With that in mind, I hired four local ranch kids, in the 12- to 14-year age range, to spend four or five 10- to 12-hour days building fence. Now, building and repairing fence through sagebrush, aspen and fir trees at 8,000 feet is not the toughest job in the world, but neither is it the easiest. It’s somewhere between rocket science and picking rocks. I was forced to endure some mind-numbing and intriguing conversation on a variety of subjects ranging from rawhide riatas to flatulence, but at the end of the last day, the fence was in better shape than it had been in several years. And I was thankful. I was thankful for a lot of things.
I was thankful that the fire crews had saved most of my fence and, at the behest of my local ranger, had moved all of the slash and logs that they had piled on top of the fence, which happened to be lying in the easiest spot to stack hundreds of sawed-up trees.
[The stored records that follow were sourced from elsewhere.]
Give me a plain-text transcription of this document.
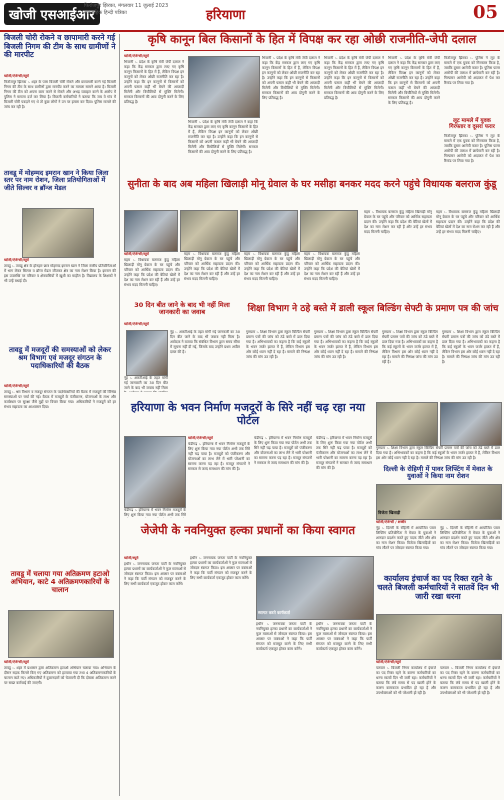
खोजी एसआईआर
फिरोजपुर झिरका, मंगलवार 11 जुलाई 2023
साप्ताहिक हिन्दी पत्रिका	हरियाणा	05
बिजली चोरी रोकने व छापामारी करने गई बिजली निगम की टीम के साथ ग्रामीणों ने की मारपीट
खोजी/ऐजेन्सी/ब्यूरो
फिरोजपुर झिरका :- शहर के पास बिजली चोरी रोकने और छापामारी करने गई बिजली निगम की टीम के साथ ग्रामीणों द्वारा मारपीट करने का मामला सामने आया है। बिजली निगम की टीम को अपना काम करने से रोकने और अभद्र व्यवहार करने के आरोप में पुलिस ने मामला दर्ज कर लिया है। बिजली कर्मचारियों ने बताया कि जब वे गांव में बिजली चोरी पकड़ने गए थे तो कुछ लोगों ने उन पर हमला कर दिया। पुलिस मामले की जांच कर रही है।
तावडू में मोहम्मद इमरान खान ने किया जिला स्तर पर नाम रोशन, जिला प्रतियोगिताओं में जीते सिल्वर व ब्रॉन्ज मेडल
खोजी/ऐजेन्सी/ब्यूरो
तावडू :- तावडू क्षेत्र के होनहार छात्र मोहम्मद इमरान खान ने जिला स्तरीय प्रतियोगिताओं में भाग लेकर सिल्वर व ब्रॉन्ज मेडल जीतकर क्षेत्र का नाम रोशन किया है। इमरान की इस उपलब्धि पर परिवार व क्षेत्रवासियों में खुशी का माहौल है। विद्यालय के शिक्षकों ने भी उन्हें बधाई दी।
तावडू में मजदूरों की समस्याओं को लेकर श्रम विभाग एवं मजदूर संगठन के पदाधिकारियों की बैठक
खोजी/ऐजेन्सी/ब्यूरो
तावडू :- श्रम विभाग व मजदूर संगठन के पदाधिकारियों की बैठक में मजदूरों की विभिन्न समस्याओं पर चर्चा की गई। बैठक में मजदूरों के पंजीकरण, योजनाओं के लाभ और कार्यस्थल पर सुरक्षा जैसे मुद्दों पर विचार किया गया। अधिकारियों ने मजदूरों को हर संभव सहायता का आश्वासन दिया।
तावडू में चलाया गया अतिक्रमण हटाओ अभियान, काटे 4 अतिक्रमणकारियों के चालान
खोजी/ऐजेन्सी/ब्यूरो
तावडू :- शहर में प्रशासन द्वारा अतिक्रमण हटाओ अभियान चलाया गया। अभियान के दौरान सड़क किनारे किए गए अतिक्रमण को हटवाया गया तथा 4 अतिक्रमणकारियों के चालान काटे गए। अधिकारियों ने दुकानदारों को चेतावनी दी कि दोबारा अतिक्रमण करने पर सख्त कार्रवाई की जाएगी।
कृषि कानून बिल किसानों के हित में विपक्ष कर रहा ओछी राजनीति-जेपी दलाल
खोजी/ऐजेन्सी/ब्यूरो
भिवानी :- प्रदेश के कृषि मंत्री जेपी दलाल ने कहा कि केंद्र सरकार द्वारा लाए गए कृषि कानून किसानों के हित में हैं, लेकिन विपक्ष इन कानूनों को लेकर ओछी राजनीति कर रहा है। उन्होंने कहा कि इन कानूनों से किसानों को अपनी फसल कहीं भी बेचने की आजादी मिलेगी और बिचौलियों से मुक्ति मिलेगी। सरकार किसानों की आय दोगुनी करने के लिए प्रतिबद्ध है।
भिवानी :- प्रदेश के कृषि मंत्री जेपी दलाल ने कहा कि केंद्र सरकार द्वारा लाए गए कृषि कानून किसानों के हित में हैं, लेकिन विपक्ष इन कानूनों को लेकर ओछी राजनीति कर रहा है। उन्होंने कहा कि इन कानूनों से किसानों को अपनी फसल कहीं भी बेचने की आजादी मिलेगी और बिचौलियों से मुक्ति मिलेगी। सरकार किसानों की आय दोगुनी करने के लिए प्रतिबद्ध है।
भिवानी :- प्रदेश के कृषि मंत्री जेपी दलाल ने कहा कि केंद्र सरकार द्वारा लाए गए कृषि कानून किसानों के हित में हैं, लेकिन विपक्ष इन कानूनों को लेकर ओछी राजनीति कर रहा है। उन्होंने कहा कि इन कानूनों से किसानों को अपनी फसल कहीं भी बेचने की आजादी मिलेगी और बिचौलियों से मुक्ति मिलेगी। सरकार किसानों की आय दोगुनी करने के लिए प्रतिबद्ध है।
भिवानी :- प्रदेश के कृषि मंत्री जेपी दलाल ने कहा कि केंद्र सरकार द्वारा लाए गए कृषि कानून किसानों के हित में हैं, लेकिन विपक्ष इन कानूनों को लेकर ओछी राजनीति कर रहा है। उन्होंने कहा कि इन कानूनों से किसानों को अपनी फसल कहीं भी बेचने की आजादी मिलेगी और बिचौलियों से मुक्ति मिलेगी। सरकार किसानों की आय दोगुनी करने के लिए प्रतिबद्ध है।
भिवानी :- प्रदेश के कृषि मंत्री जेपी दलाल ने कहा कि केंद्र सरकार द्वारा लाए गए कृषि कानून किसानों के हित में हैं, लेकिन विपक्ष इन कानूनों को लेकर ओछी राजनीति कर रहा है। उन्होंने कहा कि इन कानूनों से किसानों को अपनी फसल कहीं भी बेचने की आजादी मिलेगी और बिचौलियों से मुक्ति मिलेगी। सरकार किसानों की आय दोगुनी करने के लिए प्रतिबद्ध है।
फिरोजपुर झिरका :- पुलिस ने लूट के मामले में एक युवक को गिरफ्तार किया है, जबकि दूसरा आरोपी फरार है। पुलिस फरार आरोपी की तलाश में छापेमारी कर रही है। गिरफ्तार आरोपी को अदालत में पेश कर रिमांड पर लिया गया है।
लूट मामले में युवक गिरफ्तार व दूसरा फरार
फिरोजपुर झिरका :- पुलिस ने लूट के मामले में एक युवक को गिरफ्तार किया है, जबकि दूसरा आरोपी फरार है। पुलिस फरार आरोपी की तलाश में छापेमारी कर रही है। गिरफ्तार आरोपी को अदालत में पेश कर रिमांड पर लिया गया है।
सुनीता के बाद अब महिला खिलाड़ी मोनू ग्रेवाल के घर मसीहा बनकर मदद करने पहुंचे विधायक बलराज कुंडू
खोजी/ऐजेन्सी/ब्यूरो
महम :- विधायक बलराज कुंडू महिला खिलाड़ी मोनू ग्रेवाल के घर पहुंचे और परिवार को आर्थिक सहायता प्रदान की। उन्होंने कहा कि प्रदेश की बेटियां खेलों में देश का नाम रोशन कर रही हैं और उन्हें हर संभव मदद मिलनी चाहिए।
महम :- विधायक बलराज कुंडू महिला खिलाड़ी मोनू ग्रेवाल के घर पहुंचे और परिवार को आर्थिक सहायता प्रदान की। उन्होंने कहा कि प्रदेश की बेटियां खेलों में देश का नाम रोशन कर रही हैं और उन्हें हर संभव मदद मिलनी चाहिए।
महम :- विधायक बलराज कुंडू महिला खिलाड़ी मोनू ग्रेवाल के घर पहुंचे और परिवार को आर्थिक सहायता प्रदान की। उन्होंने कहा कि प्रदेश की बेटियां खेलों में देश का नाम रोशन कर रही हैं और उन्हें हर संभव मदद मिलनी चाहिए।
महम :- विधायक बलराज कुंडू महिला खिलाड़ी मोनू ग्रेवाल के घर पहुंचे और परिवार को आर्थिक सहायता प्रदान की। उन्होंने कहा कि प्रदेश की बेटियां खेलों में देश का नाम रोशन कर रही हैं और उन्हें हर संभव मदद मिलनी चाहिए।
महम :- विधायक बलराज कुंडू महिला खिलाड़ी मोनू ग्रेवाल के घर पहुंचे और परिवार को आर्थिक सहायता प्रदान की। उन्होंने कहा कि प्रदेश की बेटियां खेलों में देश का नाम रोशन कर रही हैं और उन्हें हर संभव मदद मिलनी चाहिए।
महम :- विधायक बलराज कुंडू महिला खिलाड़ी मोनू ग्रेवाल के घर पहुंचे और परिवार को आर्थिक सहायता प्रदान की। उन्होंने कहा कि प्रदेश की बेटियां खेलों में देश का नाम रोशन कर रही हैं और उन्हें हर संभव मदद मिलनी चाहिए।
30 दिन बीत जाने के बाद भी नहीं मिला जानकारी का जवाब
खोजी/ऐजेन्सी/ब्यूरो
नूंह :- आरटीआई के तहत मांगी गई जानकारी का 30 दिन बीत जाने के बाद भी जवाब नहीं मिला है। आवेदक ने बताया कि संबंधित विभाग द्वारा समय सीमा में सूचना नहीं दी गई, जिसके बाद उन्होंने प्रथम अपील दायर की है।
नूंह :- आरटीआई के तहत मांगी गई जानकारी का 30 दिन बीत जाने के बाद भी जवाब नहीं मिला
शिक्षा विभाग ने ठहे बस्ते में डाली स्कूल बिल्डिंग सेफ्टी के प्रमाण पत्र की जांच
गुरुग्राम :- शिक्षा विभाग द्वारा स्कूल बिल्डिंग सेफ्टी प्रमाण पत्रों की जांच को ठंडे बस्ते में डाल दिया गया है। अभिभावकों का कहना है कि कई स्कूलों के भवन जर्जर हालत में हैं, लेकिन विभाग इस ओर कोई ध्यान नहीं दे रहा है। मामले की निष्पक्ष जांच की मांग उठ रही है।
गुरुग्राम :- शिक्षा विभाग द्वारा स्कूल बिल्डिंग सेफ्टी प्रमाण पत्रों की जांच को ठंडे बस्ते में डाल दिया गया है। अभिभावकों का कहना है कि कई स्कूलों के भवन जर्जर हालत में हैं, लेकिन विभाग इस ओर कोई ध्यान नहीं दे रहा है। मामले की निष्पक्ष जांच की मांग उठ रही है।
गुरुग्राम :- शिक्षा विभाग द्वारा स्कूल बिल्डिंग सेफ्टी प्रमाण पत्रों की जांच को ठंडे बस्ते में डाल दिया गया है। अभिभावकों का कहना है कि कई स्कूलों के भवन जर्जर हालत में हैं, लेकिन विभाग इस ओर कोई ध्यान नहीं दे रहा है। मामले की निष्पक्ष जांच की मांग उठ रही है।
गुरुग्राम :- शिक्षा विभाग द्वारा स्कूल बिल्डिंग सेफ्टी प्रमाण पत्रों की जांच को ठंडे बस्ते में डाल दिया गया है। अभिभावकों का कहना है कि कई स्कूलों के भवन जर्जर हालत में हैं, लेकिन विभाग इस ओर कोई ध्यान नहीं दे रहा है। मामले की निष्पक्ष जांच की मांग उठ रही है।
हरियाणा के भवन निर्माण मजदूरों के सिरे नहीं चढ़ रहा नया पोर्टल
खोजी/ऐजेन्सी/ब्यूरो
चंडीगढ़ :- हरियाणा में भवन निर्माण मजदूरों के लिए शुरू किया गया नया पोर्टल अभी तक सिरे नहीं चढ़ पाया है। मजदूरों को पंजीकरण और योजनाओं का लाभ लेने में भारी परेशानी का सामना करना पड़ रहा है। मजदूर संगठनों ने सरकार से जल्द समाधान की मांग की है।
चंडीगढ़ :- हरियाणा में भवन निर्माण मजदूरों के लिए शुरू किया गया नया पोर्टल अभी तक सिरे
चंडीगढ़ :- हरियाणा में भवन निर्माण मजदूरों के लिए शुरू किया गया नया पोर्टल अभी तक सिरे नहीं चढ़ पाया है। मजदूरों को पंजीकरण और योजनाओं का लाभ लेने में भारी परेशानी का सामना करना पड़ रहा है। मजदूर संगठनों ने सरकार से जल्द समाधान की मांग की है।
चंडीगढ़ :- हरियाणा में भवन निर्माण मजदूरों के लिए शुरू किया गया नया पोर्टल अभी तक सिरे नहीं चढ़ पाया है। मजदूरों को पंजीकरण और योजनाओं का लाभ लेने में भारी परेशानी का सामना करना पड़ रहा है। मजदूर संगठनों ने सरकार से जल्द समाधान की मांग की है।
गुरुग्राम :- शिक्षा विभाग द्वारा स्कूल बिल्डिंग सेफ्टी प्रमाण पत्रों की जांच को ठंडे बस्ते में डाल दिया गया है। अभिभावकों का कहना है कि कई स्कूलों के भवन जर्जर हालत में हैं, लेकिन विभाग इस ओर कोई ध्यान नहीं दे रहा है। मामले की निष्पक्ष जांच की मांग उठ रही है।
दिल्ली के रोहिणी में पावर लिफ्टिंग में मेवात के युवाओं ने किया नाम रोशन
विजेता खिलाड़ी
खोजी/ऐजेन्सी / शब्बीर
नूंह :- दिल्ली के रोहिणी में आयोजित पावर लिफ्टिंग प्रतियोगिता में मेवात के युवाओं ने शानदार प्रदर्शन करते हुए पदक जीते और क्षेत्र का नाम रोशन किया। विजेता खिलाड़ियों का गांव लौटने पर जोरदार स्वागत किया गया।
नूंह :- दिल्ली के रोहिणी में आयोजित पावर लिफ्टिंग प्रतियोगिता में मेवात के युवाओं ने शानदार प्रदर्शन करते हुए पदक जीते और क्षेत्र का नाम रोशन किया। विजेता खिलाड़ियों का गांव लौटने पर जोरदार स्वागत किया गया।
जेजेपी के नवनियुक्त हल्का प्रधानों का किया स्वागत
खोजी/ब्यूरो
हथीन :- जननायक जनता पार्टी के नवनियुक्त हल्का प्रधानों का कार्यकर्ताओं ने फूल मालाओं से जोरदार स्वागत किया। इस अवसर पर वक्ताओं ने कहा कि पार्टी संगठन को मजबूत करने के लिए सभी कार्यकर्ता एकजुट होकर काम करेंगे।
हथीन :- जननायक जनता पार्टी के नवनियुक्त हल्का प्रधानों का कार्यकर्ताओं ने फूल मालाओं से जोरदार स्वागत किया। इस अवसर पर वक्ताओं ने कहा कि पार्टी संगठन को मजबूत करने के लिए सभी कार्यकर्ता एकजुट होकर काम करेंगे।
स्वागत करते कार्यकर्ता
हथीन :- जननायक जनता पार्टी के नवनियुक्त हल्का प्रधानों का कार्यकर्ताओं ने फूल मालाओं से जोरदार स्वागत किया। इस अवसर पर वक्ताओं ने कहा कि पार्टी संगठन को मजबूत करने के लिए सभी कार्यकर्ता एकजुट होकर काम करेंगे।
हथीन :- जननायक जनता पार्टी के नवनियुक्त हल्का प्रधानों का कार्यकर्ताओं ने फूल मालाओं से जोरदार स्वागत किया। इस अवसर पर वक्ताओं ने कहा कि पार्टी संगठन को मजबूत करने के लिए सभी कार्यकर्ता एकजुट होकर काम करेंगे।
कार्यालय इंचार्ज का पद रिक्त रहने के चलते बिजली कर्मचारियों ने सातवें दिन भी जारी रखा धरना
खोजी/ऐजेन्सी/ब्यूरो
पलवल :- बिजली निगम कार्यालय में इंचार्ज का पद रिक्त रहने के कारण कर्मचारियों का धरना सातवें दिन भी जारी रहा। कर्मचारियों ने बताया कि लंबे समय से पद खाली होने के कारण कामकाज प्रभावित हो रहा है और उपभोक्ताओं को भी परेशानी हो रही है।
पलवल :- बिजली निगम कार्यालय में इंचार्ज का पद रिक्त रहने के कारण कर्मचारियों का धरना सातवें दिन भी जारी रहा। कर्मचारियों ने बताया कि लंबे समय से पद खाली होने के कारण कामकाज प्रभावित हो रहा है और उपभोक्ताओं को भी परेशानी हो रही है।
Doing the job twice couldn’t have been easy.
I was thankful for my adolescent-aged crew, some of whom worked for the first two days with the belief that they were working for no pay other than the satisfaction of the service they were rendering, even after I gave them a stern lecture at the beginning of the campaign about the perils of doing any part of the job in a “half-hearted” manner. (I may have used a slightly altered version of that term, just to drive my point home.) I don’t feel that old, but it made me miss my own kids when they were that age.
Beyond the obvious, my gratitude extended to deeper spheres. There is a section of fence that goes through a grove of quaking aspen trees. In the bark on dozens of those trees is written a part of my history and legacy, more than three decades in the making.
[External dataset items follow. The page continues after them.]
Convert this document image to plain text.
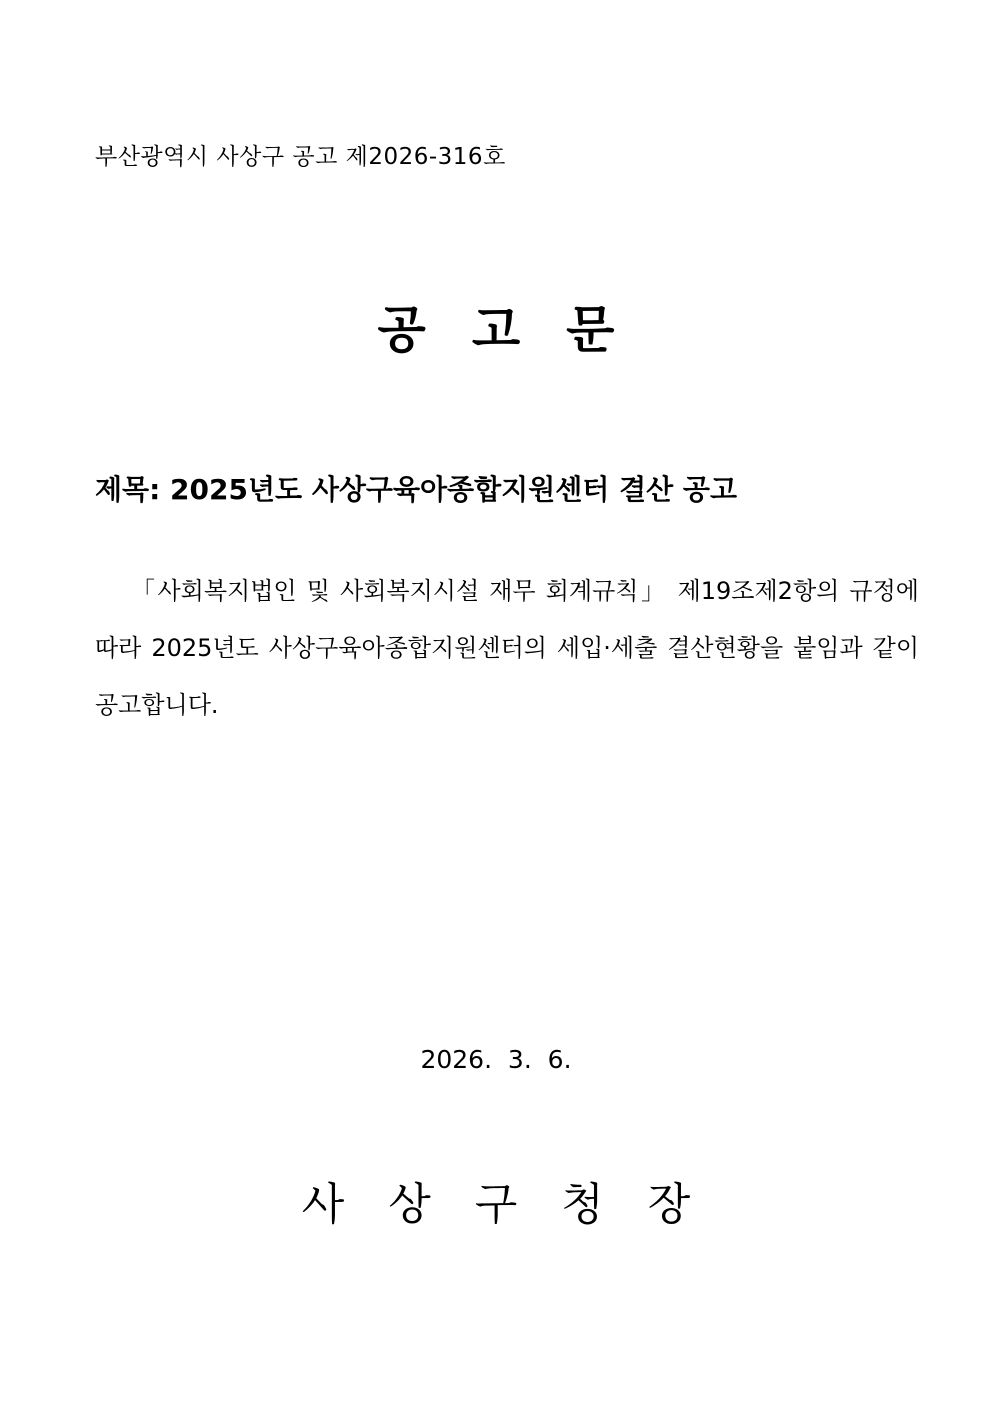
부산광역시 사상구 공고 제2026-316호
공고문
제목: 2025년도 사상구육아종합지원센터 결산 공고
「사회복지법인 및 사회복지시설 재무 회계규칙」 제19조제2항의 규정에 따라 2025년도 사상구육아종합지원센터의 세입·세출 결산현황을 붙임과 같이 공고합니다.
2026.  3.  6.
사상구청장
Nearly every time we put up that stretch of fence, we’d carve our names in a tree, a tradition we picked up from my dad, who got it from his own father. Each time I passed through the grove this year, I had to choke back my emotions as I read and remembered the stories behind the innocent cowboy graffiti. I could see my 5- and 7-year-old sons arguing over the knife and who got to use it first. I could hear their mother scolding me for allowing her babies to come anywhere near that knife. I teared up just a little when I saw “Peyton + Lexy ’21” carved in a tree a few yards from the fence. My youngest son left it the first time he took his new bride on the annual fence trek. Lexy passed away a short three years later, but I think she still visits that spot occasionally.
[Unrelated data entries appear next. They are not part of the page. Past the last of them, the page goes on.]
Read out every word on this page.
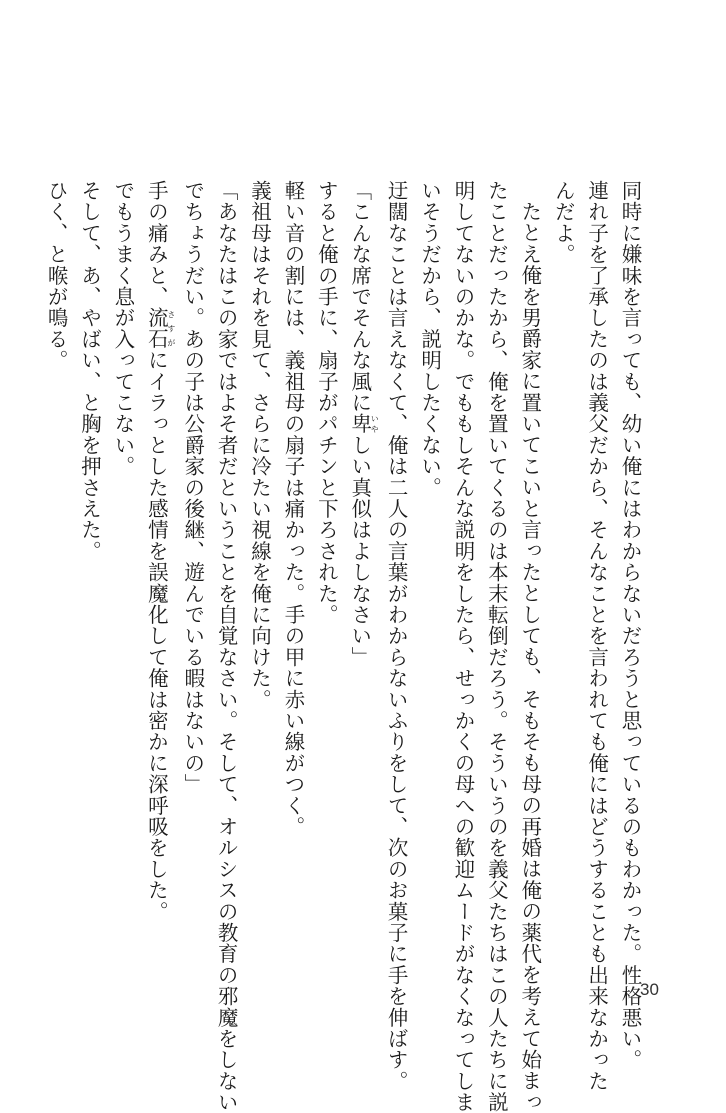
同時に嫌味を言っても、幼い俺にはわからないだろうと思っているのもわかった。性格悪い。
連れ子を了承したのは義父だから、そんなことを言われても俺にはどうすることも出来なかった
んだよ。
たとえ俺を男爵家に置いてこいと言ったとしても、そもそも母の再婚は俺の薬代を考えて始まっ
たことだったから、俺を置いてくるのは本末転倒だろう。そういうのを義父たちはこの人たちに説
明してないのかな。でももしそんな説明をしたら、せっかくの母への歓迎ムードがなくなってしま
いそうだから、説明したくない。
迂闊なことは言えなくて、俺は二人の言葉がわからないふりをして、次のお菓子に手を伸ばす。
「こんな席でそんな風に卑いやしい真似はよしなさい」
すると俺の手に、扇子がパチンと下ろされた。
軽い音の割には、義祖母の扇子は痛かった。手の甲に赤い線がつく。
義祖母はそれを見て、さらに冷たい視線を俺に向けた。
「あなたはこの家ではよそ者だということを自覚なさい。そして、オルシスの教育の邪魔をしない
でちょうだい。あの子は公爵家の後継、遊んでいる暇はないの」
手の痛みと、流石さすがにイラっとした感情を誤魔化して俺は密かに深呼吸をした。
でもうまく息が入ってこない。
そして、あ、やばい、と胸を押さえた。
ひく、と喉が鳴る。
30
The experience this year was filled with the warmth of the good times and the steel gained from the hard times, but also salted with a twinge of regret. I don’t mean overwhelming regret, but the regret that gently pricks your heart and reminds you of the opportunities missed but alternately offers the chance to do better. Inexplicably, in the shade of a burnt-out stand of pines on one side and the rustle of shimmering quakie leaves on the other, the old let-down fence somehow lifted me up.